L’odeur pénétrante des jardins saturés de chaleur l’amena progressivement au bord du vertige.
Elle se dédoubla.
Tandis qu’une partie d’elle-même se précipitait dans le vide en laissant à son teint une blancheur à faire peur, une autre obstinément restait affûtée à la rumeur du présent.

* Elle pensa que mourir à moitié lui ressemblait assez.

La migraine s’enroula.

Elle sombra dans une sorte d’oubli lancinant. Des visions lui arrivèrent, de plus en plus saccadées. Un plan cependant, unique et sanglant, s’imposa plus longtemps, qui lui rappela la cruauté des guerres au Japon. Distinctement, elle vit un homme agenouillé. L’abdomen plusieurs fois ceint d'une même bande de tissu, il s'ôtait la vie dans un parfait seppukuLe regard halluciné, il enfonçait d'un coup sec le tanto de son ancêtre, et comme lui s’éventrait pour l’honneur.

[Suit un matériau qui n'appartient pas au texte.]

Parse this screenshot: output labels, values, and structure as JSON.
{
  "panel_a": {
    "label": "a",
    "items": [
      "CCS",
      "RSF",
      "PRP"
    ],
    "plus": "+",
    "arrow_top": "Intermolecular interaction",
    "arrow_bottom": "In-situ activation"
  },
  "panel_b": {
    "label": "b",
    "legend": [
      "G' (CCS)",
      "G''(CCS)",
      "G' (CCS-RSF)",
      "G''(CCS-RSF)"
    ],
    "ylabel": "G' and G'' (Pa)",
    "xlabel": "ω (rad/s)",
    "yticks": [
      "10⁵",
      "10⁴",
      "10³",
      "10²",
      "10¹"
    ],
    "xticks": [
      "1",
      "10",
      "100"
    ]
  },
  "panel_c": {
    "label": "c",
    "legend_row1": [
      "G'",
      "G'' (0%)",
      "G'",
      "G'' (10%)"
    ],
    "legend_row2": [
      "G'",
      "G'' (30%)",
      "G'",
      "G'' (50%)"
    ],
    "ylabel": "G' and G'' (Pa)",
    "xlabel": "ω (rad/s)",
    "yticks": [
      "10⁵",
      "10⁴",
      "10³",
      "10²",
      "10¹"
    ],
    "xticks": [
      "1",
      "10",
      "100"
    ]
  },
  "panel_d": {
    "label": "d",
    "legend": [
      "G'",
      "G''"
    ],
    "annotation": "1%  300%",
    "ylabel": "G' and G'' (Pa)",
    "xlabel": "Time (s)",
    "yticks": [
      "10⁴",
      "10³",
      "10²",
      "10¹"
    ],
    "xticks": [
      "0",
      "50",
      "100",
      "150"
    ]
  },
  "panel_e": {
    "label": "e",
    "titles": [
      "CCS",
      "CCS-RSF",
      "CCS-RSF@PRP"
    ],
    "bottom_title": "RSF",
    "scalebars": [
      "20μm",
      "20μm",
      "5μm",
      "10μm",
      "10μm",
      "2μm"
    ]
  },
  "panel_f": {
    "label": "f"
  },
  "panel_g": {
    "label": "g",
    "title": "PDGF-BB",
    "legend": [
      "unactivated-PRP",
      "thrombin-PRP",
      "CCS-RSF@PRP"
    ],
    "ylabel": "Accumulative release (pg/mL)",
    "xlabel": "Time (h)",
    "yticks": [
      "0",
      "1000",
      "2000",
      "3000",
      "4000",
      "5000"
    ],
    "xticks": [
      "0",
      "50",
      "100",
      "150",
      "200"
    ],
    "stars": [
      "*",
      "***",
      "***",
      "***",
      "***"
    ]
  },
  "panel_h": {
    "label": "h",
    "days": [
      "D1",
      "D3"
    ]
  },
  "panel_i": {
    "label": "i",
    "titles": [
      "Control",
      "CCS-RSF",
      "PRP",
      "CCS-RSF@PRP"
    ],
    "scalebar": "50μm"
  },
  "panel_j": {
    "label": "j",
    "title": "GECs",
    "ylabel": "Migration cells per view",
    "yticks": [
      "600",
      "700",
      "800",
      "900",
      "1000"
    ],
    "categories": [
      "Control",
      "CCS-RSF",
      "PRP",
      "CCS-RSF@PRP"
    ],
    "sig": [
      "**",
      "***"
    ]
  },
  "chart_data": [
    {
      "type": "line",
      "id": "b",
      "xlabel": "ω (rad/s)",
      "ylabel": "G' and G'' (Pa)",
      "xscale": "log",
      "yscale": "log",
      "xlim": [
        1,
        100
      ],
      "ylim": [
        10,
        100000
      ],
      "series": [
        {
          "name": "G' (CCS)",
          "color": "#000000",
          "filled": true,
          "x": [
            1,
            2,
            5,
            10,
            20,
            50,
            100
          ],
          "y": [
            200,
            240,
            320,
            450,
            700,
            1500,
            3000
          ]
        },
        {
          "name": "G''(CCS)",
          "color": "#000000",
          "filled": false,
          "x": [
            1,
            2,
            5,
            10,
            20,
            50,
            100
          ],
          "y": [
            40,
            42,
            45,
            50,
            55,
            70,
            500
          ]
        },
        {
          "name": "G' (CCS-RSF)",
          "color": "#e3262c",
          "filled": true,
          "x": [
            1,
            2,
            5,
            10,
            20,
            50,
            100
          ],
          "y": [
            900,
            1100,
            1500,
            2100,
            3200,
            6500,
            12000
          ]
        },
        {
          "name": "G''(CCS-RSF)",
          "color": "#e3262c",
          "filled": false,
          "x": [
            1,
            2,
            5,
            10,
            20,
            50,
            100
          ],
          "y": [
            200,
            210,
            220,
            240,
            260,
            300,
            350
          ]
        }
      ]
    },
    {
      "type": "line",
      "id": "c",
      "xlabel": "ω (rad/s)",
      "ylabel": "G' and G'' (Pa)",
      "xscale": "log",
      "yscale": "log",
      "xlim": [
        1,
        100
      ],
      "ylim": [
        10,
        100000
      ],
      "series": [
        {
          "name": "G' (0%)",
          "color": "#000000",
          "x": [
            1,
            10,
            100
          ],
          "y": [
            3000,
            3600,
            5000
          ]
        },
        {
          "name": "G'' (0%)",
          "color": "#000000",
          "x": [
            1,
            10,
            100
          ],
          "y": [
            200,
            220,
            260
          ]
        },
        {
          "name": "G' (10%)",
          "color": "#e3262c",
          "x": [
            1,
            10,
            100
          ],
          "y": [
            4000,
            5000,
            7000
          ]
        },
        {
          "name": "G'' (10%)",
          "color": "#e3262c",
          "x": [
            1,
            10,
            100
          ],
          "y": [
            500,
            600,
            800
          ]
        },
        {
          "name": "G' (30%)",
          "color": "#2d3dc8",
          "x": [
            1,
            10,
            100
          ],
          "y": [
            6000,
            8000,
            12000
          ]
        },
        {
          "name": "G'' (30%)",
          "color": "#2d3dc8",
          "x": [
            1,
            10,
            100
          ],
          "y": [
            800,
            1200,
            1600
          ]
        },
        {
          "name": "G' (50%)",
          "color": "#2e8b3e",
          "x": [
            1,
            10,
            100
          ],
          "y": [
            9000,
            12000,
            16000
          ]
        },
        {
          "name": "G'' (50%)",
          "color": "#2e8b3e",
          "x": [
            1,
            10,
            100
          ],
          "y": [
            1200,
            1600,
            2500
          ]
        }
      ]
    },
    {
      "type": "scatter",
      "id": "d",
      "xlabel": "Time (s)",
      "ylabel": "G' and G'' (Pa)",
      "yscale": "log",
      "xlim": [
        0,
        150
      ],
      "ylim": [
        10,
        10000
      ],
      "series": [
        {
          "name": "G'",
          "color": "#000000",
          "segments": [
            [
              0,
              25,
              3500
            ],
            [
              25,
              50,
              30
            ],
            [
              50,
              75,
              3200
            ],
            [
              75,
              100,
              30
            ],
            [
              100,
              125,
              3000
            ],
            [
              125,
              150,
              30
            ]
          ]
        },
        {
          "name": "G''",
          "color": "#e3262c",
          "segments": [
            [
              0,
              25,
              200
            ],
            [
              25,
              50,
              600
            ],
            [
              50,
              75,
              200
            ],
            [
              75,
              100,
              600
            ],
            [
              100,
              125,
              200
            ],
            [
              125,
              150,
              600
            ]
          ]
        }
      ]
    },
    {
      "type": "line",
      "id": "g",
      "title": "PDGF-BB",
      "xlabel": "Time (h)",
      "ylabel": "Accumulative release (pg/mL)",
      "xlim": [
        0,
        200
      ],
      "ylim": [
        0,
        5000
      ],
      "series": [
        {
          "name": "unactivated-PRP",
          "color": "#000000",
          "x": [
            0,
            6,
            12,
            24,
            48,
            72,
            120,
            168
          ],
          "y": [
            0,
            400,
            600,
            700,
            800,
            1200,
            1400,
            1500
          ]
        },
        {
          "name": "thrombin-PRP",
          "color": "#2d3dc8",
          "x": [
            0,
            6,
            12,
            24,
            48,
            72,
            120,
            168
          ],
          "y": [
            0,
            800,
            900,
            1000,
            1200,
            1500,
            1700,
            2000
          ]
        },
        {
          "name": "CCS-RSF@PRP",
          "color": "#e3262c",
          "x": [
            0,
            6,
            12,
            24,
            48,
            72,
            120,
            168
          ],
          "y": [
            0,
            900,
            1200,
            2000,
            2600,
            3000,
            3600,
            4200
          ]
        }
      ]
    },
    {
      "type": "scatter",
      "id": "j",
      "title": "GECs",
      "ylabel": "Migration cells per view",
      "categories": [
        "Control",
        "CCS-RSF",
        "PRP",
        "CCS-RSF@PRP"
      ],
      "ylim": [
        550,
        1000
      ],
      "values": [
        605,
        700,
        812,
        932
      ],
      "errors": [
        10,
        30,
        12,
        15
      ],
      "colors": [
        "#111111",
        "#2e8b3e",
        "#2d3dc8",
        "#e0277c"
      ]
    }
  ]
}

Un fort vent de pluie s’engouffra dans la tenture de la pièce. Il renversa le grand papyrus. L’eau se répandit sur le kilim élimé. 
Son trouble s'accentua. 

* Les fruits de l'été vont se gâcher, pensa-t-elle, on ne pourra pas cette année en mettre beaucoup dans l’eau de vie. 

Elle délirait, dérivait, se revoyait petite, implorait sa grand-mère.